TAHA: It is management of these cases at the two levels we certainly believe are important. And this is at the community level, and also at the hospital level or the health care system.
Unfortunately, the health care system is already overwhelmed. There are so many diseases. The infrastructure is not good. The number of physicians or the nurses. The system is just overwhelmed. So thinking that the health care system in West Africa alone can do this will not be realistic.

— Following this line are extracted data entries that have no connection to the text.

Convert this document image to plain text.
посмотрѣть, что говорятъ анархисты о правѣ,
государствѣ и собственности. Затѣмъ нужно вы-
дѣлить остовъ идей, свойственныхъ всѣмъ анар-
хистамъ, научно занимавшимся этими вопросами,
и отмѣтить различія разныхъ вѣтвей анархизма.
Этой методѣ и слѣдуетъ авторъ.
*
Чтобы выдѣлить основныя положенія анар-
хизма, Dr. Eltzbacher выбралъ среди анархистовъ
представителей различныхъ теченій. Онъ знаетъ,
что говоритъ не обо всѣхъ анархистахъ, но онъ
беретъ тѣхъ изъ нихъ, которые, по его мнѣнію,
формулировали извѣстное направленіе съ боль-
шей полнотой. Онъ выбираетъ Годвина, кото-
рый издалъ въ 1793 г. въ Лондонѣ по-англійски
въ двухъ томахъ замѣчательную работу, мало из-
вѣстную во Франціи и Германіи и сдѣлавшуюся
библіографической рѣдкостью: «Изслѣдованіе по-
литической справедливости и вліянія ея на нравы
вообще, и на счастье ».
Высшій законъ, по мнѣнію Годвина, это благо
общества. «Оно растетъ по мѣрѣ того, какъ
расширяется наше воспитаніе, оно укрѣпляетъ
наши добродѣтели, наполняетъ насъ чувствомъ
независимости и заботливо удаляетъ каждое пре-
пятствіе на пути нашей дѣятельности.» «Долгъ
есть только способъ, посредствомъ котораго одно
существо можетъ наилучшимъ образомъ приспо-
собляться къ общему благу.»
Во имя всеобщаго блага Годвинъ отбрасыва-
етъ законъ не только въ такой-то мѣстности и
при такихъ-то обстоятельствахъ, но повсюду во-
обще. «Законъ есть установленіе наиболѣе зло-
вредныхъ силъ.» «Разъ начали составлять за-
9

At the community level, much more information is needed, and that is where it originated, and that is where the level of knowledge should be most strong, by educating. However, just thinking that, people can change their level of acceptance and changing behavior very quickly will also not be realistic. So a certain level of education is needed to increase awareness and spread as much as we can to the community that this is a serious disease. They shouldn’t hide. They should be forthcoming, And that can only be done by community participation and getting the trust of the community. At the health care level, much more is needed as far as the isolation and all the support that we’ll need. Treatment of this disease is supportive. There is no vaccine, there is no treatment; therefore it is supportive to the patient, and also to the health care system itself.
FLETCHER: Dr. Taha, thank you very much for this illuminating discussion and helping to dispel the myths and fears that are being propagated, but also grounding this in the seriousness of the situation facing West Africa. Thank you very much.
TAHA: Thanks very much for the opportunity.
FLETCHER: Our pleasure.
And thank you for joining us on this segment of The Global African. We’ll be back in a moment.